A la découverte de la manufacture Pequignet à Morteau

Manufacture Pequignet

Pequignet, aujourd’hui, ce nom résonne comme celui de l’une des rares manufactures françaises. Alors, lorsque j’ai eu la chance de pouvoir visiter cette manufacture, qui conçoit des mouvements français de Haute Horlogerie de A à Z, je n’ai pas laissé passer ma chance.

Direction donc Morteau, en plein dans le jura horloger français, pour découvrir la manufacture Pequignet, ses montres, mais aussi ses équipes.

Je vous laisse découvrir ici la vidéo sur la visite de la manufacture :

Une visite qui commence par l’histoire de la maison

La visite de la marque du Haut-Doubs commence par un peu d’histoire. Car cette maison horlogère a été fondée il y a maintenant plus de 50 ans par Émile Pequignet, un homme qui aime l’horlogerie, mais aussi le design et qui va donc lancer sa marque en créant des montres au style assez révolutionnaire pour l’époque.

C’est dans la première pièce que l’on visite que l’on découvre cette appétence d’Émile Pequignet et de sa marque pour le design. On retrouve dans des vitrines un petit musée avec un ensemble de pièces vintage.

Montre Pequignet 1973
Montre Pequignet 1973

On y découvre donc des pièces parfois très étonnantes : des montres rondes, mais aussi carréesrectangulairesovales ou baignoire comme l’impressionnante 1973, la première montre de Pequignet qui disposait d’un boîtier extra-plat et légèrement galbé avec sa forme baignoire.

Émile Pequignet avait aussi comme inspiration ses passions, notamment le golf, mais aussi et surtout l’équitation. Plusieurs pièces s’inspirent de ce sport, dont l’Equus avec ses cornes et systèmes de fixation du bracelet en forme d’étrier.

Collection Moorea
Collection Moorea

Parmi les autres créations iconiques de la maison, on ne peut pas oublier la collection Moorea avec son bracelet éponyme si particulier. Il s’agissait à l’origine de montres essentiellement féminines, même s’il existe des modèles masculins.

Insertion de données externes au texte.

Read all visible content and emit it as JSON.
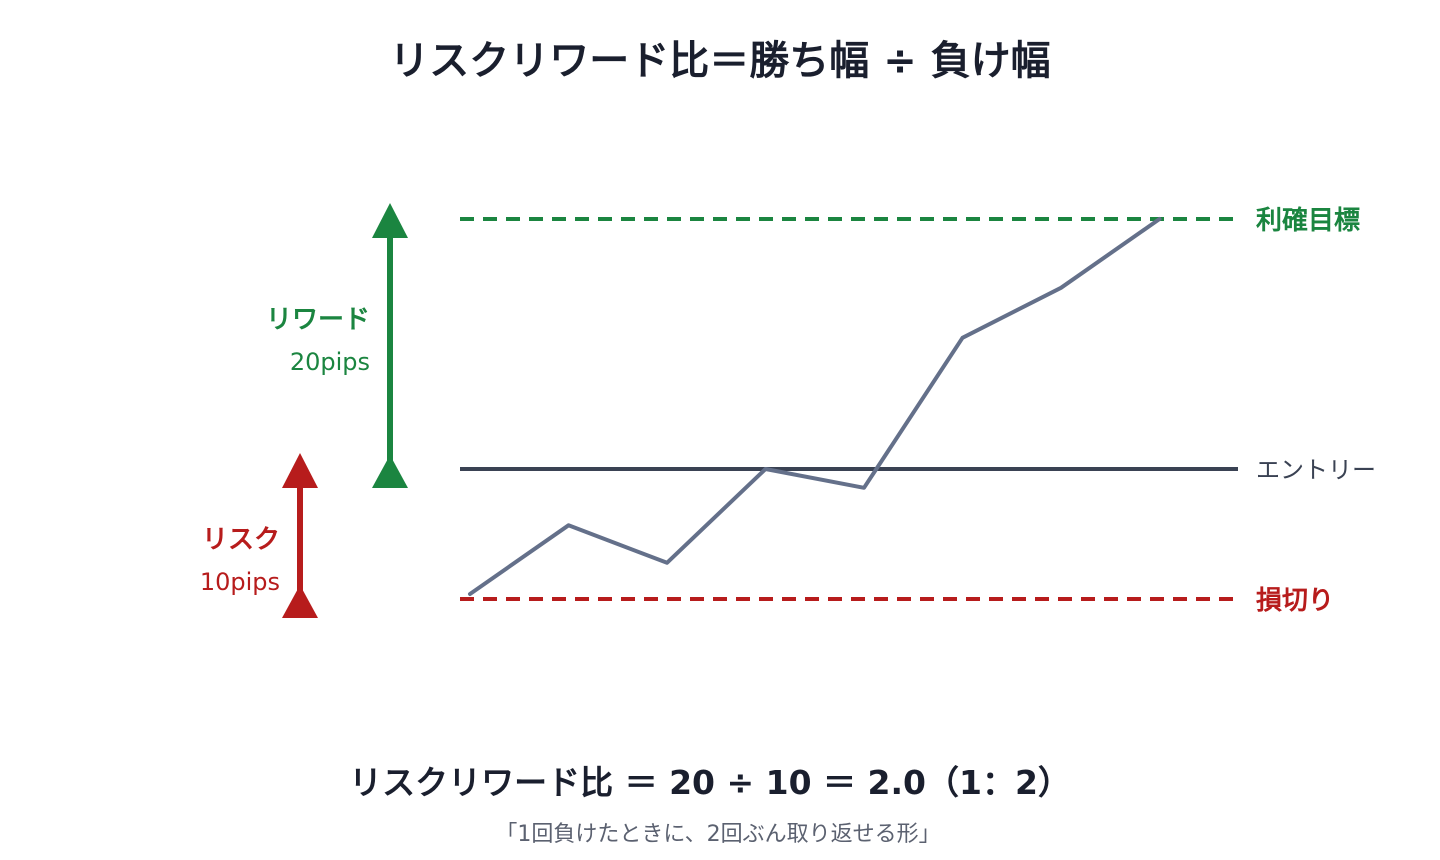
{
  "title": "リスクリワード比＝勝ち幅 ÷ 負け幅",
  "levels": {
    "take_profit": "利確目標",
    "entry": "エントリー",
    "stop_loss": "損切り"
  },
  "reward": {
    "label": "リワード",
    "value": "20pips"
  },
  "risk": {
    "label": "リスク",
    "value": "10pips"
  },
  "formula": "リスクリワード比 ＝ 20 ÷ 10 ＝ 2.0（1：2）",
  "caption": "「1回負けたときに、2回ぶん取り返せる形」",
  "colors": {
    "reward": "#1b8540",
    "risk": "#b71c1c",
    "entry": "#3a4253",
    "price": "#64708a",
    "text": "#1a1f2e"
  },
  "price_path": {
    "entry_price": 0,
    "take_profit_price": 20,
    "stop_loss_price": -10,
    "unit": "pips",
    "points": [
      -10,
      -4.5,
      -7.5,
      0,
      -1.5,
      10.5,
      14.5,
      20
    ]
  }
}
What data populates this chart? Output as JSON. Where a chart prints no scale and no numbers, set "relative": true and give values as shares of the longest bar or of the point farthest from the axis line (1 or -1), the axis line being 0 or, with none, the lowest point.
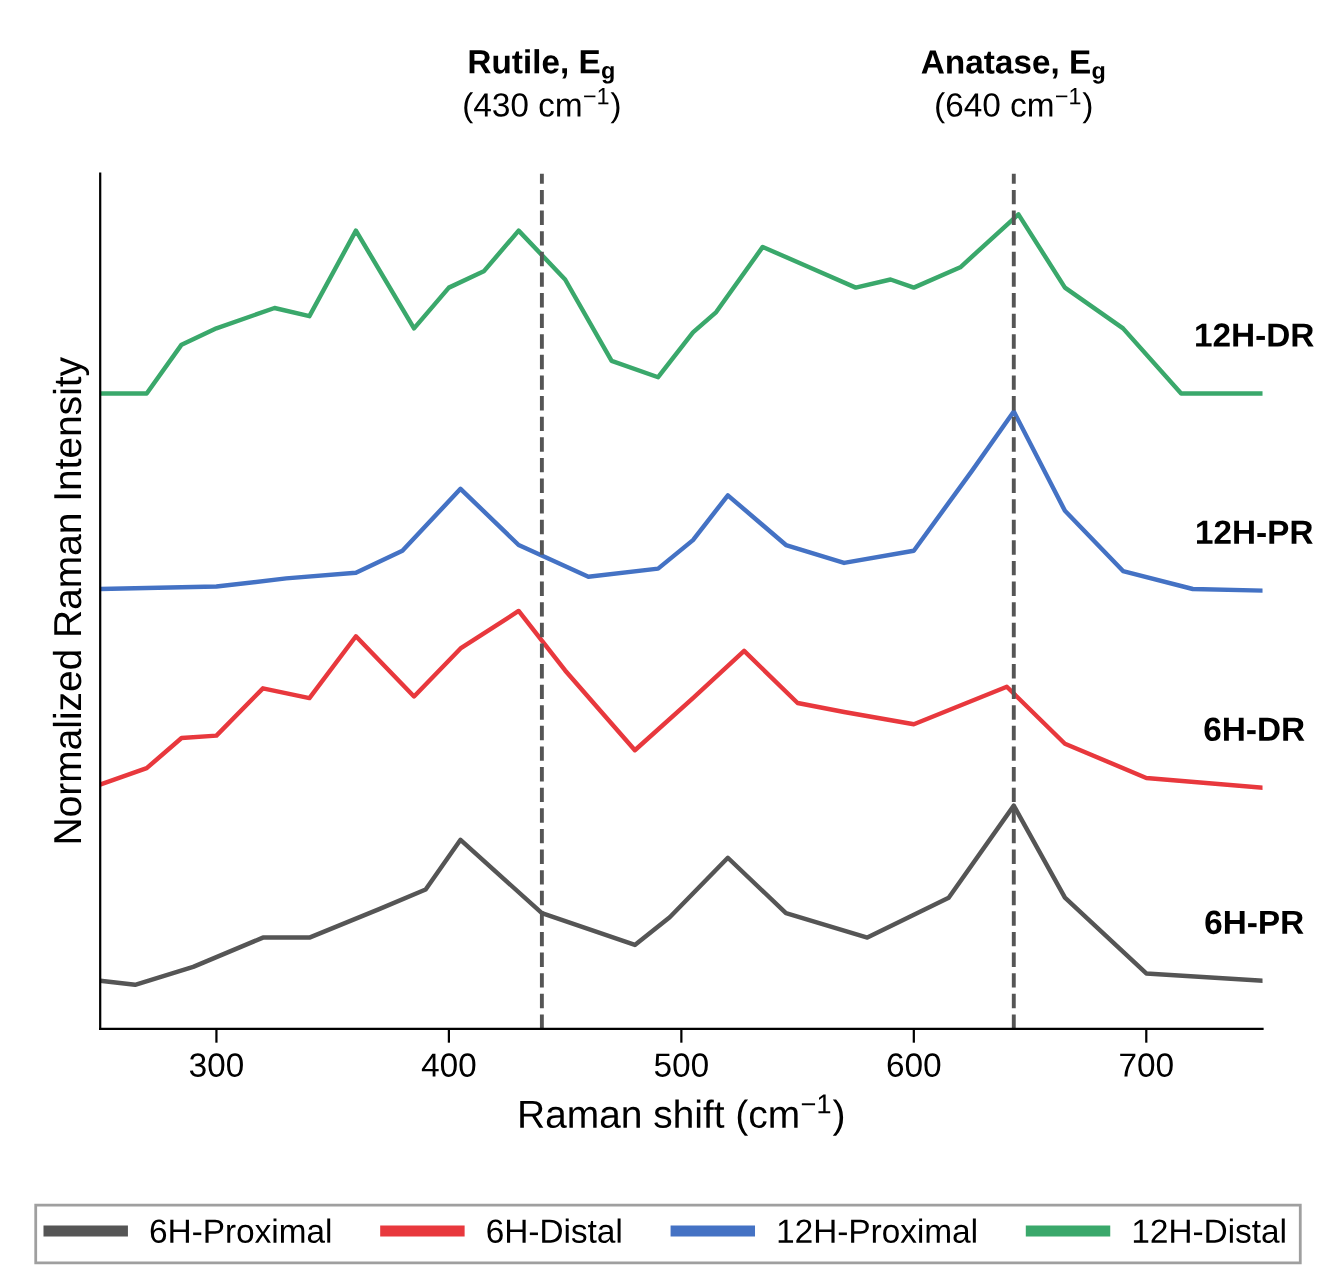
{
  "chart_data": {
    "type": "line",
    "relative": true,
    "xlabel": "Raman shift (cm$^{−1}$)",
    "ylabel": "Normalized Raman Intensity",
    "xlim": [
      250,
      750
    ],
    "xticks": [
      300,
      400,
      500,
      600,
      700
    ],
    "legend": "bottom",
    "grid": false,
    "line_style": "solid",
    "marker": "none",
    "ref_lines": [
      {
        "axis": "x",
        "value": 440,
        "label": "Rutile, E$_{g}$\n(430 cm$^{−1}$)",
        "color": "#555555",
        "line_style": "dashed"
      },
      {
        "axis": "x",
        "value": 643,
        "label": "Anatase, E$_{g}$\n(640 cm$^{−1}$)",
        "color": "#555555",
        "line_style": "dashed"
      }
    ],
    "annotations": [
      "12H-DR",
      "12H-PR",
      "6H-DR",
      "6H-PR"
    ],
    "series": [
      {
        "name": "6H-Proximal",
        "color": "#555555",
        "x": [
          250,
          265,
          290,
          320,
          340,
          370,
          390,
          405,
          440,
          480,
          495,
          520,
          545,
          580,
          615,
          643,
          665,
          700,
          750
        ],
        "values": [
          0.059,
          0.054,
          0.076,
          0.112,
          0.112,
          0.147,
          0.171,
          0.232,
          0.142,
          0.103,
          0.137,
          0.21,
          0.142,
          0.112,
          0.161,
          0.274,
          0.161,
          0.068,
          0.059
        ]
      },
      {
        "name": "6H-Distal",
        "color": "#e8383d",
        "x": [
          250,
          270,
          285,
          300,
          320,
          340,
          360,
          385,
          405,
          430,
          450,
          480,
          505,
          527,
          550,
          570,
          600,
          640,
          665,
          700,
          750
        ],
        "values": [
          0.3,
          0.32,
          0.357,
          0.36,
          0.418,
          0.406,
          0.482,
          0.408,
          0.467,
          0.513,
          0.44,
          0.342,
          0.406,
          0.464,
          0.4,
          0.389,
          0.374,
          0.42,
          0.35,
          0.308,
          0.296
        ]
      },
      {
        "name": "12H-Proximal",
        "color": "#4472c4",
        "x": [
          250,
          300,
          330,
          360,
          380,
          405,
          430,
          460,
          490,
          505,
          520,
          545,
          570,
          600,
          625,
          643,
          665,
          690,
          720,
          750
        ],
        "values": [
          0.54,
          0.543,
          0.553,
          0.56,
          0.587,
          0.663,
          0.594,
          0.555,
          0.565,
          0.6,
          0.655,
          0.594,
          0.572,
          0.587,
          0.685,
          0.758,
          0.636,
          0.562,
          0.54,
          0.538
        ]
      },
      {
        "name": "12H-Distal",
        "color": "#3aa86b",
        "x": [
          250,
          270,
          285,
          300,
          325,
          340,
          360,
          385,
          400,
          415,
          430,
          450,
          470,
          490,
          505,
          515,
          535,
          555,
          575,
          590,
          600,
          620,
          645,
          665,
          690,
          715,
          750
        ],
        "values": [
          0.78,
          0.78,
          0.84,
          0.86,
          0.885,
          0.875,
          0.98,
          0.86,
          0.91,
          0.93,
          0.98,
          0.92,
          0.82,
          0.8,
          0.855,
          0.88,
          0.96,
          0.935,
          0.91,
          0.92,
          0.91,
          0.935,
          1.0,
          0.91,
          0.86,
          0.78,
          0.78
        ]
      }
    ]
  }
}
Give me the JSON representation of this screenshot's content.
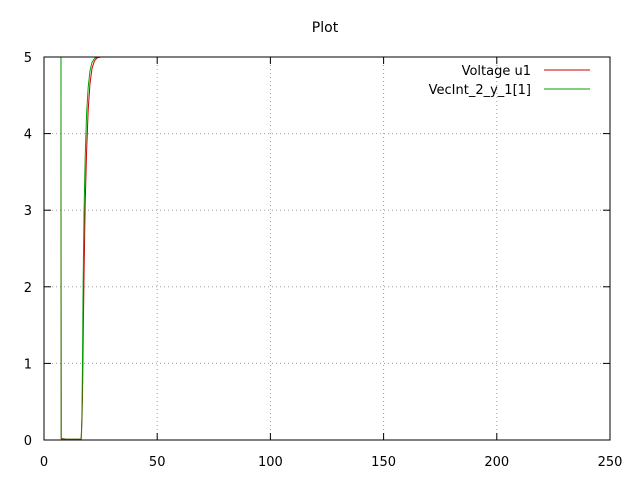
{
  "chart_data": {
    "type": "line",
    "title": "Plot",
    "xlabel": "",
    "ylabel": "",
    "xlim": [
      0,
      250
    ],
    "ylim": [
      0,
      5
    ],
    "x_ticks": [
      0,
      50,
      100,
      150,
      200,
      250
    ],
    "y_ticks": [
      0,
      1,
      2,
      3,
      4,
      5
    ],
    "x_tick_labels": [
      "0",
      "50",
      "100",
      "150",
      "200",
      "250"
    ],
    "y_tick_labels": [
      "0",
      "1",
      "2",
      "3",
      "4",
      "5"
    ],
    "grid": true,
    "legend_position": "top-right",
    "series": [
      {
        "name": "Voltage u1",
        "color": "#cc0000",
        "x": [
          0,
          7.5,
          7.5,
          7.5,
          7.6,
          10,
          16.4,
          16.8,
          17.0,
          17.3,
          17.7,
          18.2,
          18.8,
          19.5,
          20.3,
          21.2,
          22.3,
          23.5,
          25,
          250
        ],
        "y": [
          5,
          5,
          2.7,
          2.62,
          0.02,
          0.01,
          0.01,
          0.3,
          0.55,
          1.3,
          2.2,
          3.1,
          3.75,
          4.3,
          4.65,
          4.85,
          4.95,
          4.99,
          5,
          5
        ]
      },
      {
        "name": "VecInt_2_y_1[1]",
        "color": "#00a000",
        "x": [
          0,
          7.5,
          7.6,
          7.7,
          10,
          16.4,
          16.6,
          16.8,
          17.0,
          17.3,
          17.7,
          18.2,
          18.8,
          19.5,
          20.3,
          21.2,
          22.3,
          23.5,
          25,
          250
        ],
        "y": [
          5,
          5,
          0.02,
          0.01,
          0.01,
          0.01,
          0.1,
          0.45,
          1.0,
          2.1,
          3.0,
          3.7,
          4.25,
          4.6,
          4.82,
          4.93,
          4.98,
          5,
          5,
          5
        ]
      }
    ]
  }
}
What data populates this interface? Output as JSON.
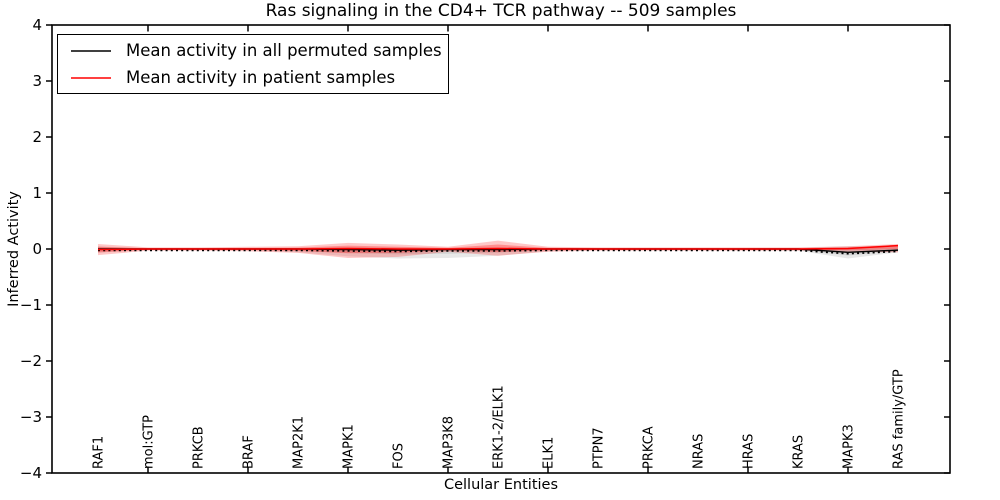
{
  "chart_data": {
    "type": "line",
    "title": "Ras signaling in the CD4+ TCR pathway -- 509 samples",
    "xlabel": "Cellular Entities",
    "ylabel": "Inferred Activity",
    "ylim": [
      -4,
      4
    ],
    "grid": false,
    "legend_position": "upper left",
    "y_tick_values": [
      4,
      3,
      2,
      1,
      0,
      -1,
      -2,
      -3,
      -4
    ],
    "y_tick_labels": [
      "4",
      "3",
      "2",
      "1",
      "0",
      "−1",
      "−2",
      "−3",
      "−4"
    ],
    "x_axis_tick_category_indices": [
      1,
      3,
      5,
      7,
      9,
      11,
      13,
      15
    ],
    "categories": [
      "RAF1",
      "mol:GTP",
      "PRKCB",
      "BRAF",
      "MAP2K1",
      "MAPK1",
      "FOS",
      "MAP3K8",
      "ERK1-2/ELK1",
      "ELK1",
      "PTPN7",
      "PRKCA",
      "NRAS",
      "HRAS",
      "KRAS",
      "MAPK3",
      "RAS family/GTP"
    ],
    "series": [
      {
        "name": "Mean activity in all permuted samples",
        "color": "#000000",
        "band_color": "rgba(0,0,0,0.09)",
        "line_style": "solid-with-dotted-overlay",
        "values": [
          0,
          0,
          0,
          0,
          0,
          -0.01,
          -0.02,
          -0.01,
          -0.01,
          0,
          0,
          0,
          0,
          0,
          0,
          -0.06,
          -0.02
        ],
        "band_upper": [
          0.05,
          0.01,
          0.01,
          0.01,
          0.02,
          0.03,
          0.03,
          0.02,
          0.03,
          0.02,
          0.01,
          0.01,
          0.01,
          0.01,
          0.02,
          0.05,
          0.04
        ],
        "band_lower": [
          -0.07,
          -0.01,
          -0.01,
          -0.02,
          -0.06,
          -0.13,
          -0.17,
          -0.16,
          -0.12,
          -0.04,
          -0.02,
          -0.02,
          -0.02,
          -0.02,
          -0.03,
          -0.17,
          -0.06
        ]
      },
      {
        "name": "Mean activity in patient samples",
        "color": "#ff0000",
        "band_color": "rgba(255,0,0,0.22)",
        "line_style": "solid",
        "values": [
          -0.01,
          0,
          0,
          0,
          0,
          0.01,
          0,
          0,
          0.01,
          0,
          0,
          0,
          0,
          0,
          0,
          0.01,
          0.06
        ],
        "band_upper": [
          0.09,
          0.03,
          0.03,
          0.04,
          0.05,
          0.11,
          0.08,
          0.04,
          0.15,
          0.04,
          0.03,
          0.03,
          0.03,
          0.03,
          0.03,
          0.05,
          0.09
        ],
        "band_lower": [
          -0.11,
          -0.03,
          -0.03,
          -0.04,
          -0.07,
          -0.16,
          -0.14,
          -0.05,
          -0.12,
          -0.05,
          -0.03,
          -0.03,
          -0.03,
          -0.03,
          -0.03,
          -0.05,
          -0.06
        ]
      }
    ]
  }
}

On note aussi l’attrait de la maison pour les bracelets de formes, de couleurs, de design et de matières différentes. Car bien avant la tendance actuelle des bracelets tendance, Émile Pequignet aimait proposer ses tocantes sur des bracelets qui sortent de l’ordinaire.

Bracelets Pequignet
Bracelets Pequignet

Deuxième étape : le SAV, le stock et le rodage

Nous partons découvrir les ateliers en tant que tels, en commençant par le SAV, un service où passent chaque semaine plus de 50 montres. Il faut savoir que l’ensemble des montres à mouvement manufacture passent par ici lors des réparations et révisions, car Pequignet souhaite s’assurer de la fiabilisation de ses calibres, mais elle est aussi la seule à pouvoir les réparer efficacement.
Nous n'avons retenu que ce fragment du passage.